Homélie du 22ème dimanche du temps Ordinaire

dimanche 03 septembre 2023

Par Le Père Michel Desplanches

Nous vivons dans une culture qui tourne gaillardement le dos à ses racines. Pourtant, s’il reste trois mots de latin à nos contemporains, on les trouve dans cette page d’évangile : « Vade retro, Satanas. » Cet appel puissant du Christ qui invite Satan à le suivre est tellement frappant, qu’il traverse même les parois étanches de notre époque résolument moderne. Contraindre le démon à devenir disciple, c’est l’œuvre de la foi. Car Dieu, nous le savons, est le Maître de l’impossible. C’est ce que symbolise le loup que saint François d’Assis attelle  à sa charrue… Jésus ressuscité, vainqueur de la mort, traînera Satan dans son cortège de victoire. Mais cela ne pourra pas se produire sans qu’il  traverse résolument l’épreuve de la croix. Jésus le révèle ici aux disciples, mais Pierre ne peut pas supporter de voir Jésus lui-même fouler aux pieds sa conception de la mission du Christ. Pierre est tellement choqué, qu’il n’entend même pas Jésus annoncer sa résurrection au terme de ses épreuves. En fait, lui, le prince des apôtres, n’accepte pas la mission de salut du Christ. Il a son plan, sa façon bien humaine d’envisager la juste stratégie qui mènera Jésus au pouvoir pour restaurer le royaume messianique. Ainsi nous voyons s’affronter le projet de gloire de Pierre et le projet de salut de Jésus. La logique du ciel n’est définitivement pas la nôtre. Sans cesse, il nous faut changer nos points de vue et nos petits calculs. Sans cesse, il nous faut redire que sauver sa vie ne peut se faire qu’en acceptant de la perdre. Sauver sa vie, échapper à la croix, c’est  finalement abandonner Jésus et, par conséquent, ne plus avoir accès au salut qu’il apporte  par la croix.

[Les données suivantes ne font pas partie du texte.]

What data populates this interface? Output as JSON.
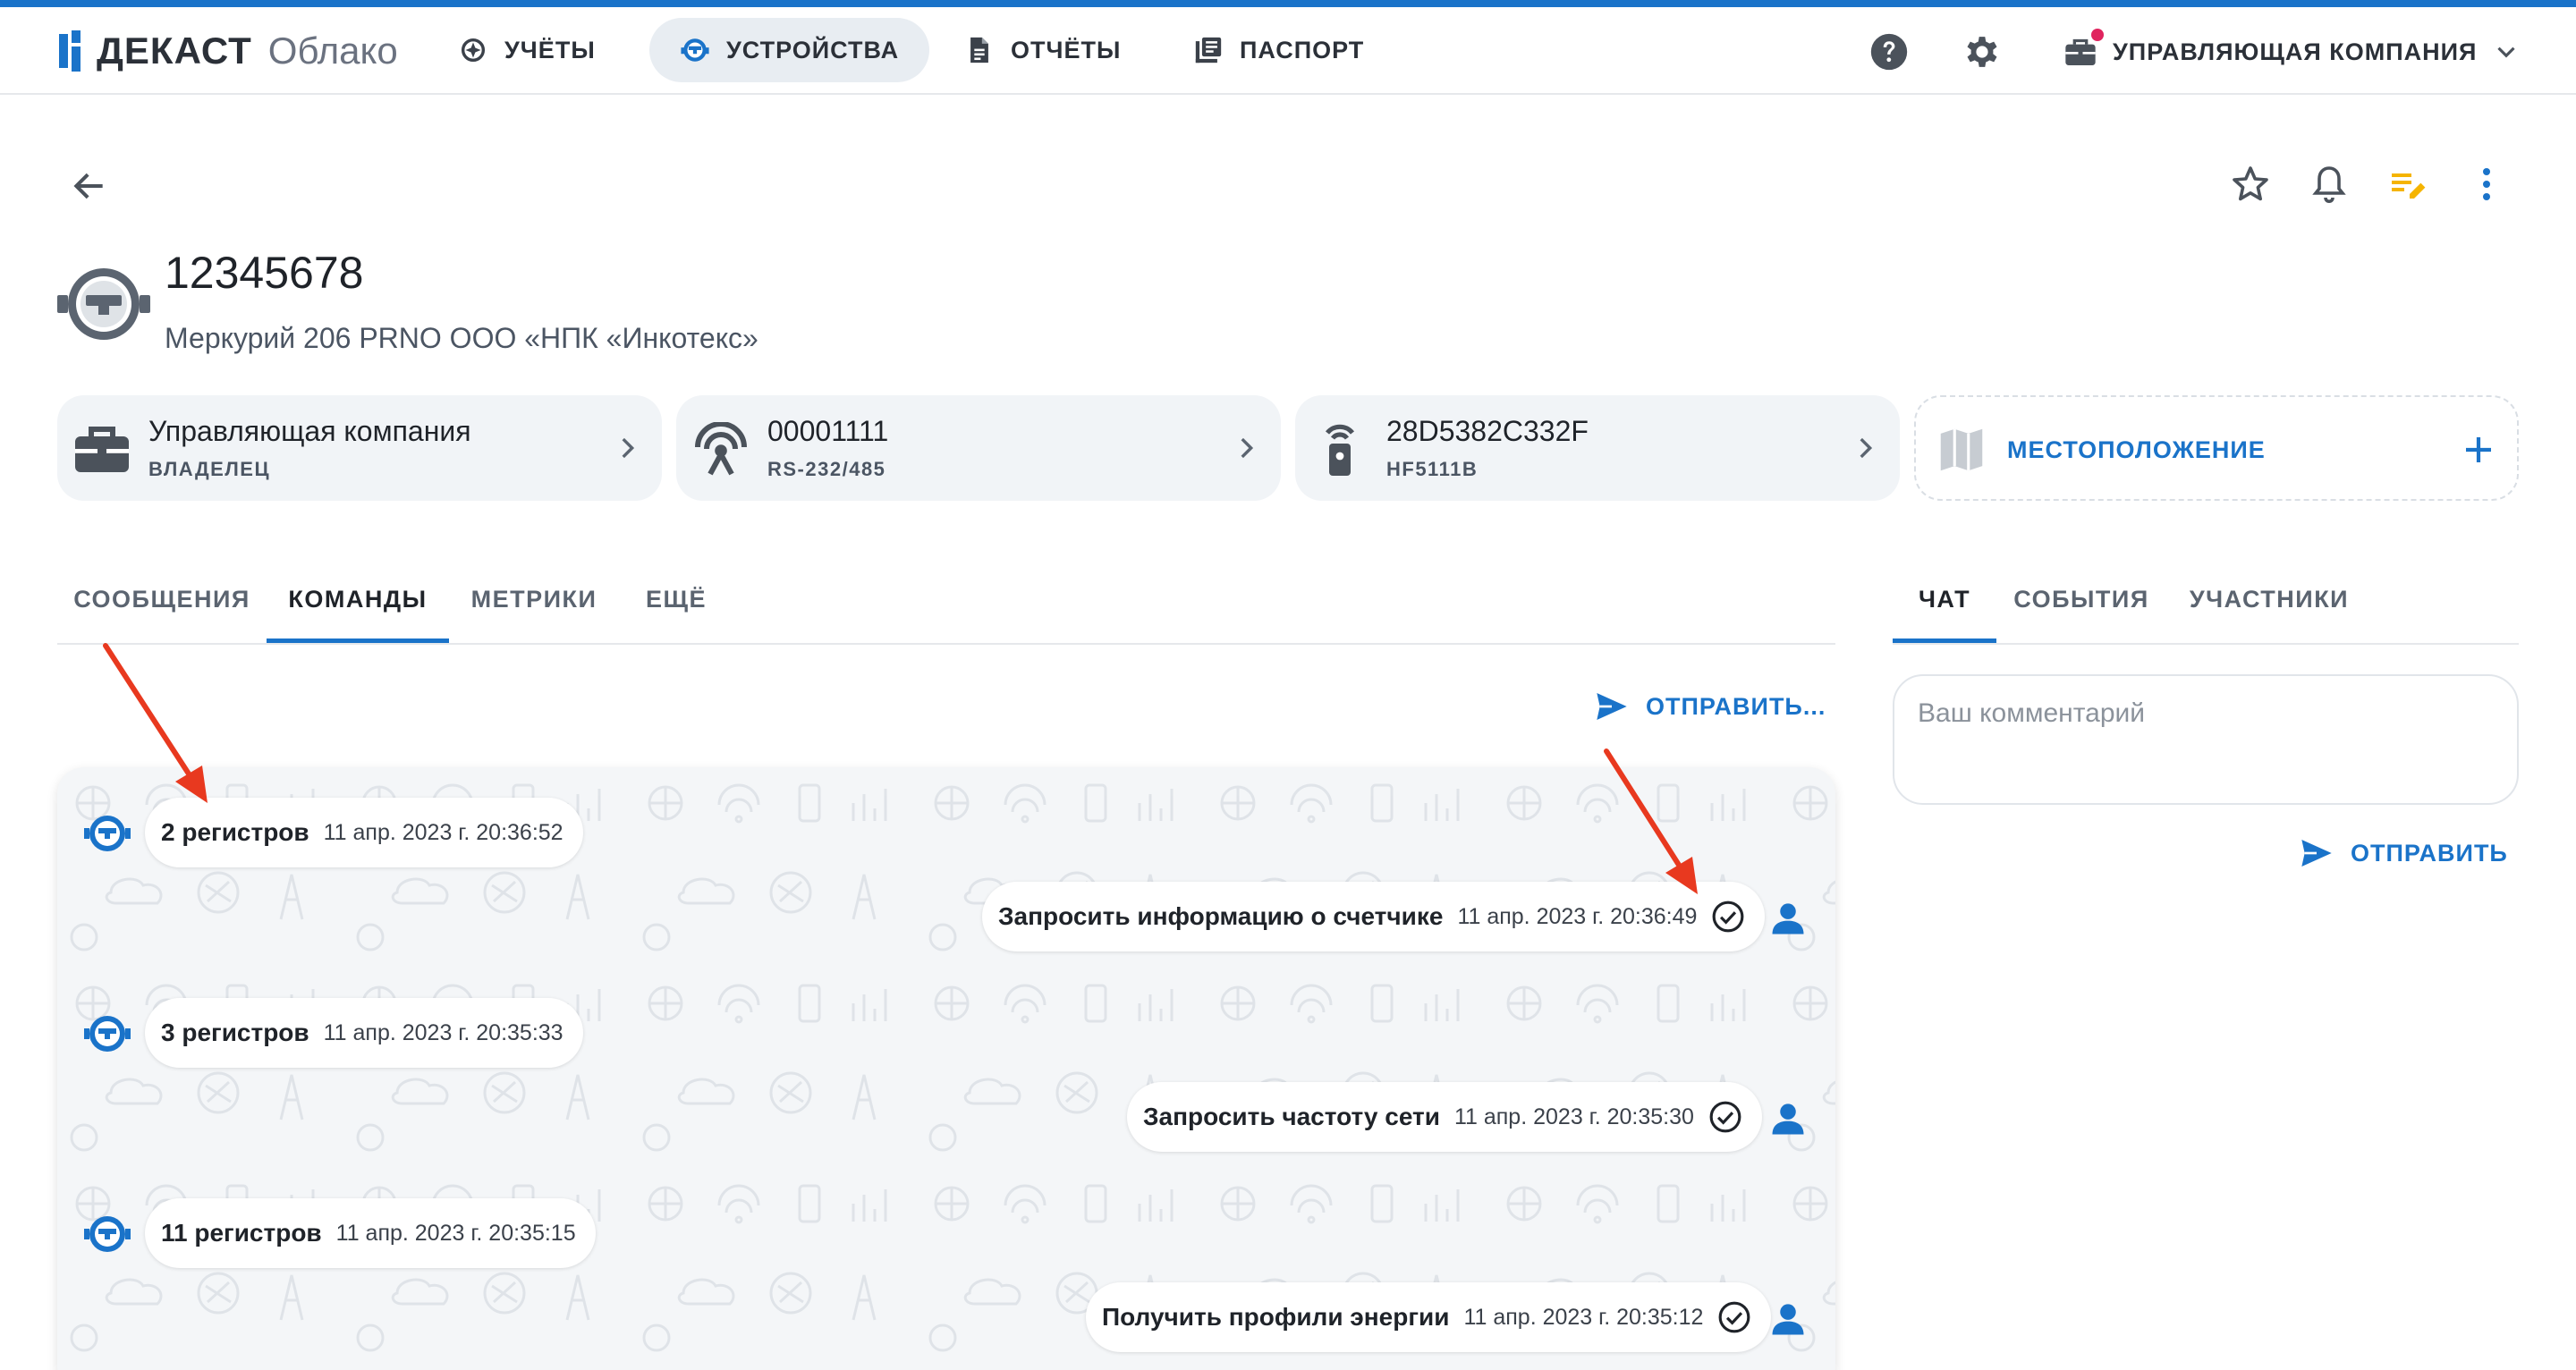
{
  "brand": {
    "name": "ДЕКАСТ",
    "product": "Облако"
  },
  "nav": {
    "items": [
      {
        "label": "УЧЁТЫ",
        "icon": "accounting-icon"
      },
      {
        "label": "УСТРОЙСТВА",
        "icon": "meter-icon",
        "active": true
      },
      {
        "label": "ОТЧЁТЫ",
        "icon": "report-icon"
      },
      {
        "label": "ПАСПОРТ",
        "icon": "passport-icon"
      }
    ],
    "help_icon": "help-icon",
    "settings_icon": "gear-icon",
    "company": "УПРАВЛЯЮЩАЯ КОМПАНИЯ"
  },
  "device": {
    "title": "12345678",
    "subtitle": "Меркурий 206 PRNO ООО «НПК «Инкотекс»"
  },
  "cards": [
    {
      "title": "Управляющая компания",
      "caption": "ВЛАДЕЛЕЦ",
      "icon": "briefcase-icon"
    },
    {
      "title": "00001111",
      "caption": "RS-232/485",
      "icon": "antenna-icon"
    },
    {
      "title": "28D5382C332F",
      "caption": "HF5111B",
      "icon": "modem-icon"
    }
  ],
  "location": {
    "label": "МЕСТОПОЛОЖЕНИЕ",
    "icon": "map-icon"
  },
  "tabs": {
    "left": [
      "СООБЩЕНИЯ",
      "КОМАНДЫ",
      "МЕТРИКИ",
      "ЕЩЁ"
    ],
    "left_active": "КОМАНДЫ",
    "right": [
      "ЧАТ",
      "СОБЫТИЯ",
      "УЧАСТНИКИ"
    ],
    "right_active": "ЧАТ"
  },
  "send_command_label": "ОТПРАВИТЬ...",
  "messages": [
    {
      "side": "in",
      "text": "2 регистров",
      "time": "11 апр. 2023 г. 20:36:52"
    },
    {
      "side": "out",
      "text": "Запросить информацию о счетчике",
      "time": "11 апр. 2023 г. 20:36:49",
      "status": "delivered"
    },
    {
      "side": "in",
      "text": "3 регистров",
      "time": "11 апр. 2023 г. 20:35:33"
    },
    {
      "side": "out",
      "text": "Запросить частоту сети",
      "time": "11 апр. 2023 г. 20:35:30",
      "status": "delivered"
    },
    {
      "side": "in",
      "text": "11 регистров",
      "time": "11 апр. 2023 г. 20:35:15"
    },
    {
      "side": "out",
      "text": "Получить профили энергии",
      "time": "11 апр. 2023 г. 20:35:12",
      "status": "delivered"
    }
  ],
  "comment": {
    "placeholder": "Ваш комментарий",
    "send_label": "ОТПРАВИТЬ"
  },
  "colors": {
    "accent": "#1a73c9",
    "annotation_arrow": "#e8391f",
    "notification_dot": "#e0245e",
    "edit_icon": "#f5b400"
  }
}
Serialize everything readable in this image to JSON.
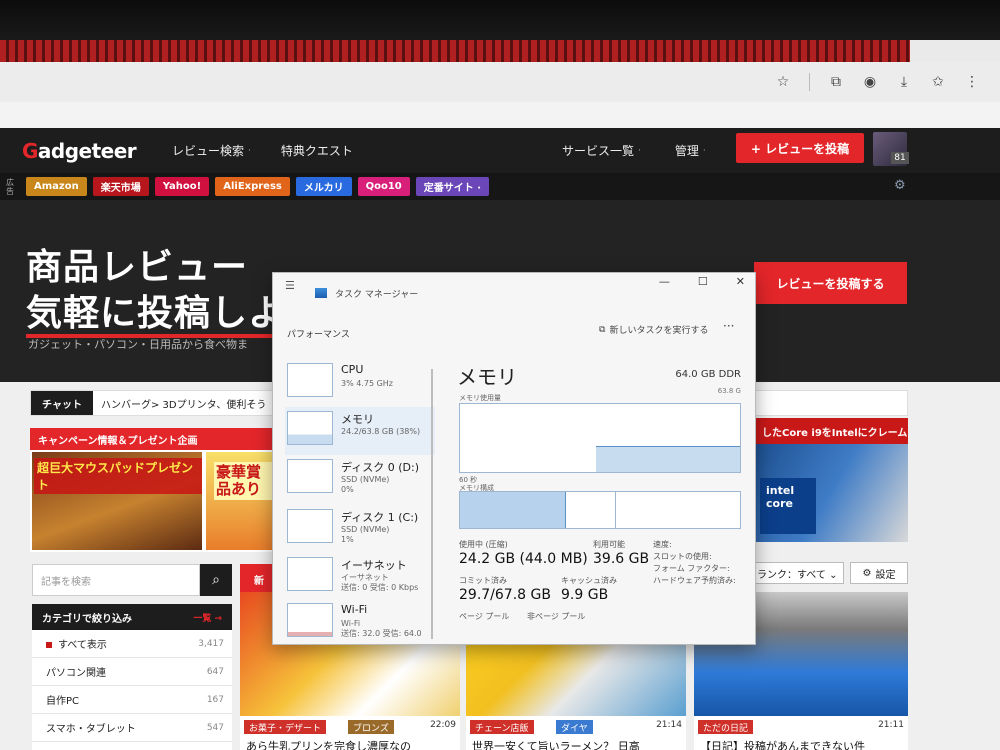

En revanche, risquer sa vie pour le Christ en le suivant jusqu’au bout, c’est cela « la trouver ». Trouver sa vie, c’est donc suivre Jésus. Il n’y a pas d’alternative. Renoncer à soi-même, c’est renoncer à ce qui me fait du bien pour choisir de faire le bien; c’est renoncer à l’abondance pour choisir la sobriété ; c’est renoncer à cette illusion de croire que je peux me construire tout seul pour choisir la solidarité et la fraternité ; c’est renoncer à être au centre pour choisir de se centrer sur les autres et sur Dieu ; c’est  renoncer enfin à la logique de l’échange pour choisir celle du don généreux, jusqu’au bout. C’est cela le chemin de Jésus. Le chemin de la croix, c’est le chemin de l’Amour. C’est l’unique source de la vraie joie car Jésus nous l’assure: tout acte ici-bas a une portée décisive, éternelle  puisque Dieu, nous dit-il, rendra à chacun selon sa conduite.

Nos choix pour aujourd’hui sont le signe de notre décision de ne plus nous appartenir. Jésus devient alors notre raison d’exister. Venir à sa suite, c’est choisir le chemin du dépouillement le plus radical. C’est là le seul chemin qui conduit à la vraie liberté et à la joie de la résurrection. C’est la clé qui nous ouvrira l’éternité en Dieu.

Laissons-nous dépouiller de nos fausses sécurités. Laissons-nous transformer pour que tout en nous soit lumière de vie et de liberté.